Vancouver: three seats
Clark County: two seats
Battle Ground: one seat
Camas: one seat
Washougal: one seat
La Center/Ridgefield/Yacolt: one seat
A special committee voted Tuesday to reshuffle the membership of the C-Tran Board of Directors in a move that gives more representation to some of the area’s smaller cities and strips the veto power held by Clark County and Vancouver.
The result gives Clark County decidedly less influence on the transit agency’s board as it transitions to an all-Republican commission for the first time in decades. Commissioner-elect Jeanne Stewart is expected to be sworn in as soon as next week, joining fellow Republican commissioners Tom Mielke and David Madore.
Under the new C-Tran board arrangement, the county will drop from three seats to two. The city of Vancouver will keep its three seats. Battle Ground, Camas and Washougal will each have their own seats. La Center, Ridgefield and Yacolt will jointly share the final seat.
The change also means the “bloc veto” power held by the county and Vancouver since C-Tran’s inception in 1980 is now eliminated.
A 10-member board composition review committee, represented by every jurisdiction served by C-Tran, approved the change by a 7-3 vote. Madore and Mielke joined Yacolt Mayor Jeff Carothers in voting no.
Madore urged the committee to maintain a balance of power between the county and Vancouver. He had supported the county’s giving up a seat to boost the small cities’ representation, but only if Vancouver did the same.
“Do not bring an imbalance and concentrate power to the urban center,” Madore said.
Vancouver Mayor Tim Leavitt rejected the notion that the new arrangement concentrates undue influence to his city. At one point, Leavitt suggested Vancouver should have five votes on the nine-member board. He and others have noted that Vancouver accounts for almost 60 percent of C-Tran’s sales tax revenue, and more than 80 percent of its ridership.

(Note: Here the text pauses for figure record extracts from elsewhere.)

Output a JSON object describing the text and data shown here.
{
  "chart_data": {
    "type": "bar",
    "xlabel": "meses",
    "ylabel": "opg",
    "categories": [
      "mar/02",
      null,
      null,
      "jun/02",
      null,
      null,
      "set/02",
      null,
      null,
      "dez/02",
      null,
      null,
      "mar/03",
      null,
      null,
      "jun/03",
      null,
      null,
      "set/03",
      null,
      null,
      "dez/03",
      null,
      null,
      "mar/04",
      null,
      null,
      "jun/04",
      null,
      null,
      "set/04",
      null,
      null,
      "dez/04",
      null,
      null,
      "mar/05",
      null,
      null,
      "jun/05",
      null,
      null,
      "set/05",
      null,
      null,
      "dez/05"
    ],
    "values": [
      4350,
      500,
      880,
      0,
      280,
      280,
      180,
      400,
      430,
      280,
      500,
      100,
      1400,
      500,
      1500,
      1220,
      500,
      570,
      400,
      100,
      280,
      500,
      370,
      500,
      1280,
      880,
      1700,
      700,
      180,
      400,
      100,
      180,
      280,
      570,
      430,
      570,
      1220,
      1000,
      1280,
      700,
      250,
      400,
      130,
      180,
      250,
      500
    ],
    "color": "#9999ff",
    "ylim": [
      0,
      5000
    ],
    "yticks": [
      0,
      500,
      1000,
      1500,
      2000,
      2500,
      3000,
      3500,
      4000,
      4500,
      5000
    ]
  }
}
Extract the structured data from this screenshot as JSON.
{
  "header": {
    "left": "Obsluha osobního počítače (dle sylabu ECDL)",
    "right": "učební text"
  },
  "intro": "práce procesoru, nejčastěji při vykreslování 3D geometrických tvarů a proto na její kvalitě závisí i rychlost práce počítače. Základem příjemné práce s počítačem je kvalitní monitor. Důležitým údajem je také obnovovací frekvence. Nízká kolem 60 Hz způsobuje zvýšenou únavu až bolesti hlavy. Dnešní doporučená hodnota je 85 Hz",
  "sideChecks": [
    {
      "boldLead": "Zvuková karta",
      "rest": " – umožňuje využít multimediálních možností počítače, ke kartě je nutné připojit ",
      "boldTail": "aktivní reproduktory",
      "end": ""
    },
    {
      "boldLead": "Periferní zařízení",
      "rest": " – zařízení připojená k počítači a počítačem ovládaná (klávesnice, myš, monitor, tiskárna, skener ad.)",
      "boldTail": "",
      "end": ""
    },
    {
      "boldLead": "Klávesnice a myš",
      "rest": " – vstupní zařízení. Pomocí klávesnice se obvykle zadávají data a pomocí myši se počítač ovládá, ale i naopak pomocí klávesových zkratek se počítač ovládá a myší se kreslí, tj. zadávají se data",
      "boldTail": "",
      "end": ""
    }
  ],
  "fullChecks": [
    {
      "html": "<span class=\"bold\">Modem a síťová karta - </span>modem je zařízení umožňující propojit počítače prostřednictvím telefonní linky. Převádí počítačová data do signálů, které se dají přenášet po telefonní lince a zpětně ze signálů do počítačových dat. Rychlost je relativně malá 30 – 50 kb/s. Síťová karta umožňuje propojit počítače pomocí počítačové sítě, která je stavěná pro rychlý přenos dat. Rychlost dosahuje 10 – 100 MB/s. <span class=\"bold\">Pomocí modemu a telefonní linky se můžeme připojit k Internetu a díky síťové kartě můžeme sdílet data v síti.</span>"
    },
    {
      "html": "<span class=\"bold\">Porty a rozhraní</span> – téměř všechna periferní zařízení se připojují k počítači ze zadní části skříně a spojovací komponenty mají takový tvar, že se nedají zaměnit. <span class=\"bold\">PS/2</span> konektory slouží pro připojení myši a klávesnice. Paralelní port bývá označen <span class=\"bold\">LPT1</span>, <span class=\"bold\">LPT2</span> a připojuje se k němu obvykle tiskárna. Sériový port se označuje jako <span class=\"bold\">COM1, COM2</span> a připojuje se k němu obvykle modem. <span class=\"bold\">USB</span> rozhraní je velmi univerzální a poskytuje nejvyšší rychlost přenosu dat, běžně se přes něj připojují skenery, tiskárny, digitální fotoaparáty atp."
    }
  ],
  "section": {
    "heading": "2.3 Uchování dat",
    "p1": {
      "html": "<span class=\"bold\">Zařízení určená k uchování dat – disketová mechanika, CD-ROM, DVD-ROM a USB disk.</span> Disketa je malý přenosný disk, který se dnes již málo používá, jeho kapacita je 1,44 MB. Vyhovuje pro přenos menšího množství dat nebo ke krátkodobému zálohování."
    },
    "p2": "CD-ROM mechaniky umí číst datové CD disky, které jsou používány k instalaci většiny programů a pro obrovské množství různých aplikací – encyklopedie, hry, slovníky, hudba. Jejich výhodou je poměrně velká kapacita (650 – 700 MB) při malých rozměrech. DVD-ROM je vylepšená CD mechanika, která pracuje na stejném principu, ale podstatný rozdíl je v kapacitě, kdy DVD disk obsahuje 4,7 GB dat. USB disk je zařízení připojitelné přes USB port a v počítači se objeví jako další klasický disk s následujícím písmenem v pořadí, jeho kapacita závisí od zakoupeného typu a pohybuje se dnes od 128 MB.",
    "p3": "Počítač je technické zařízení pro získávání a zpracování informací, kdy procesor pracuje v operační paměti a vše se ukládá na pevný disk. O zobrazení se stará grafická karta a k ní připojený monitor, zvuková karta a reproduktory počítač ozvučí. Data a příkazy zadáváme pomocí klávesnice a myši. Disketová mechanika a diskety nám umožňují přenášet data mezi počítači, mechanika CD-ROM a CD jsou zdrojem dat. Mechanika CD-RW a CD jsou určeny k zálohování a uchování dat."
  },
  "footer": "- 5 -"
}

Leavitt said Vancouver has collaborated with its partners at C-Tran in the past, and will continue to do so. Suggestions of a power grab are “preposterous,” he said.
“The history doesn’t show that, nor does the future bode that,” Leavitt said. “We want to do what’s best for the entire county.”
Camas, Washougal and Battle Ground had all expressed their interest in having their own seats on the board, and reiterated that stance Tuesday. The cities also wanted to see the veto, though seldom used, go away.
Tuesday’s decision grants that wish. The new board could, however, decide to enact a new veto rule if it chooses.
The new C-Tran board will likely be seated in January.
The C-Tran board now has nine voting members: three Vancouver City Council representatives, three Clark County commissioners, and three seats shared in pairs by Camas/Washougal, Battle Ground/Yacolt and La Center/Ridgefield. The board also includes a nonvoting labor representative.
The board composition review occurs every four years. This round has been anything but routine, resulting in a legal dispute and a court hearing while dragging on for a year and a half.
The committee first met in June 2013. From the start, several committee members expressed interest in giving the smaller cities more representation, at the expense of Clark County or Vancouver — or both. Vancouver, meanwhile, made it clear that it was not interested in giving up any of its clout on the board.
The process stalled amid questions about the fate of the veto power. In September, a judge ruled that the veto would be forfeited by both parties if either lost a seat on the C-Tran board. Currently, the agency’s bylaws say three negative votes by either the county or Vancouver automatically block any action approved by the rest of the board.
On Tuesday, Madore asked that the decision be delayed so Stewart could join the committee and replace interim Commissioner Ed Barnes. Mielke asked Barnes to abstain from voting, calling him a “short-timer” — a remark that drew an objection from Washougal Mayor Sean Guard.
“That is demeaning,” Guard told Mielke. “Commissioner, that is demeaning.”
In the end, Barnes’ yes vote didn’t affect the final outcome.